Alibaba’s Qwen team introduced the Qwen3-VL series on September 23, calling it the most advanced vision-language line in its portfolio. The release includes the open-sourcing of its flagship model, Qwen3-VL-235B-A22B, in both Instruct and Thinking versions. The focus is on moving visual AI from simple recognition towards deeper reasoning and execution.
The models are designed to combine text and visual understanding at scale, with native support for 2,56,000 tokens of context, expandable to one million. This allows processing of entire textbooks or hours of video while maintaining near-perfect recall.
Benchmarks cited by the company show that the Instruct model matches or surpasses Gemini 2.5 Pro in visual perception. Meanwhile, the Thinking model outperforms it on complex math tasks such as MathVision.
Performance upgrades are attributed to three architectural changes. An interleaved MRoPE positional scheme distributes temporal and spatial information more evenly.
DeepStack technology injects visual features into multiple LLM layers, improving detail capture and text-image alignment. A new text-timestamp alignment method enhances video temporal reasoning, enabling more accurate event localisation.
The system’s capabilities extend beyond perception. Qwen3-VL can act as a visual agent by navigating GUIs, converting sketches into code or executing fine-grained 2D and 3D object grounding. Its OCR now spans 32 languages, with higher accuracy under challenging conditions and better handling of long, complex documents.

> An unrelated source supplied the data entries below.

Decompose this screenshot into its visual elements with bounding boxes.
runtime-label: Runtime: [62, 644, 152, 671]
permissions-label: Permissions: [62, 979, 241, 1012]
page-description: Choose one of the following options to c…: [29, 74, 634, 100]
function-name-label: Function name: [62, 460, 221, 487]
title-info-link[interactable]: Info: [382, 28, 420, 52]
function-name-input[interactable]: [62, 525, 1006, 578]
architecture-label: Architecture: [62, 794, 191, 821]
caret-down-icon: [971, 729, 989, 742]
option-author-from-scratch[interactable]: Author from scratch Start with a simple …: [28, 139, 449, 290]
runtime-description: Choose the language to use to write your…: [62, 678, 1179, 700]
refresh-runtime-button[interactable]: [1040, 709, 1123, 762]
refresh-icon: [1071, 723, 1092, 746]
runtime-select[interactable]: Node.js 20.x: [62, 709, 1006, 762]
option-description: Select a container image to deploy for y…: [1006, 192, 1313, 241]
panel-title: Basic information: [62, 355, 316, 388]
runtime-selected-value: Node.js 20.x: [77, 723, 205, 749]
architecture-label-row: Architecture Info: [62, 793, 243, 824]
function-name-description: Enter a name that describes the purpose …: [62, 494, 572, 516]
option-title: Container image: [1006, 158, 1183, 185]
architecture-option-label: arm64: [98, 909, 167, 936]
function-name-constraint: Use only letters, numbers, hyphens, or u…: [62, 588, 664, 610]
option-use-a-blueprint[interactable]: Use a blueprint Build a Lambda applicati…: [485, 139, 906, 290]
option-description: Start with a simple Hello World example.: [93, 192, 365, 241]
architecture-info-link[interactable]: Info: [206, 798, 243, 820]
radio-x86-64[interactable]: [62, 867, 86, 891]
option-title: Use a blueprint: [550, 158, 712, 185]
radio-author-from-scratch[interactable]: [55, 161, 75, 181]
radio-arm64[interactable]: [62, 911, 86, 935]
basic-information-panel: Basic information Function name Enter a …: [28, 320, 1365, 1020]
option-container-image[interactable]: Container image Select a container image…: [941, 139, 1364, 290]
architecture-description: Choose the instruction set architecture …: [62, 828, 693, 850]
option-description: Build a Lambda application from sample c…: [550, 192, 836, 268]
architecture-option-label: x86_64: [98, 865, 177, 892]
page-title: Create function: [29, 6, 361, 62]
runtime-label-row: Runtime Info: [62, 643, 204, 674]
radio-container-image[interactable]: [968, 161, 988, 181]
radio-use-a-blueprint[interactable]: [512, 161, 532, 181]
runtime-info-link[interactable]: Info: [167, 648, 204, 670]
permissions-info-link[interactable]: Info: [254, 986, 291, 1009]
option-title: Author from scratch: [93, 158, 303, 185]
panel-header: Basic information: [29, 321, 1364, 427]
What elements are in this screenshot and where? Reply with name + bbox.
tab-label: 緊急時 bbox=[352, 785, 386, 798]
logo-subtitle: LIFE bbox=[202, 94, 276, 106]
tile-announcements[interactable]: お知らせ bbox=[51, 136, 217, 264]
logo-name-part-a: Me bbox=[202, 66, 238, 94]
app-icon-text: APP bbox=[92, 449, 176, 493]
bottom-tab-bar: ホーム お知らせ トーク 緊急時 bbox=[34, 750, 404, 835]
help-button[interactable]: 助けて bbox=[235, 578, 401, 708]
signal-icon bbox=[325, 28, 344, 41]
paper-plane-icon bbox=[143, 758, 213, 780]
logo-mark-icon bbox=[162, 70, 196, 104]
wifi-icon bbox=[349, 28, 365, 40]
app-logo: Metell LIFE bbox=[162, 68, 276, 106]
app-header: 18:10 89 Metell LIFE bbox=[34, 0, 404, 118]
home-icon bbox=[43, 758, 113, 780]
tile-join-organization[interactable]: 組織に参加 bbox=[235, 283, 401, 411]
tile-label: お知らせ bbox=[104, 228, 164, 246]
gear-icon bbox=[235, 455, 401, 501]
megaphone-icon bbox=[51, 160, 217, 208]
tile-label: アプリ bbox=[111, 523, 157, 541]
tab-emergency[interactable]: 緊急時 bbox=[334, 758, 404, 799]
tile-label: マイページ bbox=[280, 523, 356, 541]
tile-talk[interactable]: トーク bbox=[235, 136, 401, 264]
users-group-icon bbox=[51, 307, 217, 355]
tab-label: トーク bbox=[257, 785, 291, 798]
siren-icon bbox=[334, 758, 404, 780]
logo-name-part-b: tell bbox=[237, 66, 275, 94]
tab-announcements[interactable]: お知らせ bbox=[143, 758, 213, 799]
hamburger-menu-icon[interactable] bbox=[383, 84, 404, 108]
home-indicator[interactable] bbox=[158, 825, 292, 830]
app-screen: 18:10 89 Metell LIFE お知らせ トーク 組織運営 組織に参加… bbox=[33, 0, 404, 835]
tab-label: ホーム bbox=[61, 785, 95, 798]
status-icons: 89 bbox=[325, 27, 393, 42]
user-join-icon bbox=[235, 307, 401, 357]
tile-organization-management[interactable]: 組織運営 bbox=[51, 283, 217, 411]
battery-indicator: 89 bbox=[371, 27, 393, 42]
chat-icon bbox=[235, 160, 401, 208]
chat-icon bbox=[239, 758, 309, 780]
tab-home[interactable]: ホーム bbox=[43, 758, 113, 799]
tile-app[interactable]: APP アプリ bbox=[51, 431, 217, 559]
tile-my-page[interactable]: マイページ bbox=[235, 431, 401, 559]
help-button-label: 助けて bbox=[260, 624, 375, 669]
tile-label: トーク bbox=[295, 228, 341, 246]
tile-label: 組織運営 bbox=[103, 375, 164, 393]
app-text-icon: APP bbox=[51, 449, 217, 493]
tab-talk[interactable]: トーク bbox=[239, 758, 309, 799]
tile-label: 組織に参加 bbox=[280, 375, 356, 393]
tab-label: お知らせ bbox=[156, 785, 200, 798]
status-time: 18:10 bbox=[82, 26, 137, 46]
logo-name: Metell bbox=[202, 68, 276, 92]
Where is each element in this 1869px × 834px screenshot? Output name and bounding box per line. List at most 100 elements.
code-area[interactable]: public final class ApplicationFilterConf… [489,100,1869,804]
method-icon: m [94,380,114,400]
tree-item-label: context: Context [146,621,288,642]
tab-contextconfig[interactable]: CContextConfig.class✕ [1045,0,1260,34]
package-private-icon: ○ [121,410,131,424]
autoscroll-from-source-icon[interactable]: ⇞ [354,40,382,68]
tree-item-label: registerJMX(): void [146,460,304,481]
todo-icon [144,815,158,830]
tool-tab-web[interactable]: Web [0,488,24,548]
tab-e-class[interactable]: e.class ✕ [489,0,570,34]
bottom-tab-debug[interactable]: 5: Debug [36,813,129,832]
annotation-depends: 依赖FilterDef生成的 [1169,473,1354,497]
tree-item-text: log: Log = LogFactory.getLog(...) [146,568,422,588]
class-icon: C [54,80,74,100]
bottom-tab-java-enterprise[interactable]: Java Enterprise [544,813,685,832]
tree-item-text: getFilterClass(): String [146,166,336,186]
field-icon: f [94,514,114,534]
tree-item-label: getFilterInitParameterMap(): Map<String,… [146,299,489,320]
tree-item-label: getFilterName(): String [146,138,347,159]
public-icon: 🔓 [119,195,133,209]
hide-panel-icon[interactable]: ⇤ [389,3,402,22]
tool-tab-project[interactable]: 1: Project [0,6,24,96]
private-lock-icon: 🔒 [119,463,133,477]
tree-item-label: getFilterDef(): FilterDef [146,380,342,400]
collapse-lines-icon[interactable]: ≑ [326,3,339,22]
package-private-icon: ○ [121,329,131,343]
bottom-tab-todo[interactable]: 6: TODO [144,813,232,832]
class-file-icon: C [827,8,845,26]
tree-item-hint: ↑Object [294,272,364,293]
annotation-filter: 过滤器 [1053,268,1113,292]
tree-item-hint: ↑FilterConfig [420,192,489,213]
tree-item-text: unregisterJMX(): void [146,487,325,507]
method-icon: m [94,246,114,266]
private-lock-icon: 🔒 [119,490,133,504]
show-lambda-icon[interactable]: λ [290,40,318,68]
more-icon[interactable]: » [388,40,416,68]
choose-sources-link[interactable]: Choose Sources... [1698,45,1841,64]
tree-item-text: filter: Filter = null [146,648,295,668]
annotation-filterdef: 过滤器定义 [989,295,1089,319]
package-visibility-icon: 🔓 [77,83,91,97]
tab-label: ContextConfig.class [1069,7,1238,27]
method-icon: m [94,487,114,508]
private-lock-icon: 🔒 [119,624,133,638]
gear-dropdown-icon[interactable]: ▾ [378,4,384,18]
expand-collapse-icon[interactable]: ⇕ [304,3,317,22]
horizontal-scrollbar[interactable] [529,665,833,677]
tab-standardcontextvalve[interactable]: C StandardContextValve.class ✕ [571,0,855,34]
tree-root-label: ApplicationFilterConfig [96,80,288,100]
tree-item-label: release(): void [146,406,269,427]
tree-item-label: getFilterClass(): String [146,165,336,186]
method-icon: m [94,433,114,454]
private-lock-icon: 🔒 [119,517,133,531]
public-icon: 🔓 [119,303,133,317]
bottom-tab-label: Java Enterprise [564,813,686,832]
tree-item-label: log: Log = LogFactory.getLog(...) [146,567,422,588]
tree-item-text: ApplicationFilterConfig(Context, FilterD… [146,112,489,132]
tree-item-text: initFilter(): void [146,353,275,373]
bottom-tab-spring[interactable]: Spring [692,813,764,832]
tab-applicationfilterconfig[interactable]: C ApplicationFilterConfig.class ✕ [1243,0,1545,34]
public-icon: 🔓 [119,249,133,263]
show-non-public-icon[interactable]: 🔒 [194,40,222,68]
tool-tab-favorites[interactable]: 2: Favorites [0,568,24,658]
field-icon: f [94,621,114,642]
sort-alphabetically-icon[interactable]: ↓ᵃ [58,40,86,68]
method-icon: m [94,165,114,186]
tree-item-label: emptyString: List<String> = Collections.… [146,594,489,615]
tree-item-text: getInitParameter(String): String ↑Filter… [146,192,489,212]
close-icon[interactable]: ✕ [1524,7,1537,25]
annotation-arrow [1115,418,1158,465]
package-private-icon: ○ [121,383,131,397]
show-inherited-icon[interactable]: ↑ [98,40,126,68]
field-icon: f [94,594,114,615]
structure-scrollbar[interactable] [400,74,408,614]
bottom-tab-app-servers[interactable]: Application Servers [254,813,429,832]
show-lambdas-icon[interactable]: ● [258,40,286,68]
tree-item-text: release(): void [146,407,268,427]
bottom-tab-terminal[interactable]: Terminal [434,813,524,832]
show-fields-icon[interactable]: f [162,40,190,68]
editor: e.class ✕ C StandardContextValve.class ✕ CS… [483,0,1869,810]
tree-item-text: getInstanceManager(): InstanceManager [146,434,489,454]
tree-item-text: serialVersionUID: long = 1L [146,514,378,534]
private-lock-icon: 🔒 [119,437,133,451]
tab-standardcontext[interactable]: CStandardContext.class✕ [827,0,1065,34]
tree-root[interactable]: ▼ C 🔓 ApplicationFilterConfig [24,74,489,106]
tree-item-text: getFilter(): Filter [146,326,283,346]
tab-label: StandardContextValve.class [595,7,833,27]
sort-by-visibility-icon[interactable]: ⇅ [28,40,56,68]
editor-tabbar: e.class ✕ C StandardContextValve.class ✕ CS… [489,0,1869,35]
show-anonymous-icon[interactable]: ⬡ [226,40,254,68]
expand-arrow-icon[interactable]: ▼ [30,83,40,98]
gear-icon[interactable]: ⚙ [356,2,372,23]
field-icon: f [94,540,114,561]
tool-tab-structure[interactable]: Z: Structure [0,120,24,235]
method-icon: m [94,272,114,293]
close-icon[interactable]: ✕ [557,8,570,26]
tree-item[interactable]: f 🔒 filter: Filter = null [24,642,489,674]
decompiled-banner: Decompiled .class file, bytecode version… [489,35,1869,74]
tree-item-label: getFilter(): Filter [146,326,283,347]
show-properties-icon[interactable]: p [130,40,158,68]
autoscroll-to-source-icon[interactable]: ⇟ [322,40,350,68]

The company said the open release aims to serve as a foundation for community exploration, framing Qwen3-VL as both a research tool and a step towards embodied AI systems. The project positions the series as a competitive alternative to closed-source leaders while expanding open access to multimodal reasoning technology.
Recently, Alibaba unveiled Qwen3-Next, a new LLM architecture combining hybrid attention and sparse MoE for ultra-long context efficiency. With faster throughput and reasoning strengths, Qwen3-Next powers two post-trained models, edging towards Qwen3.5 advancements.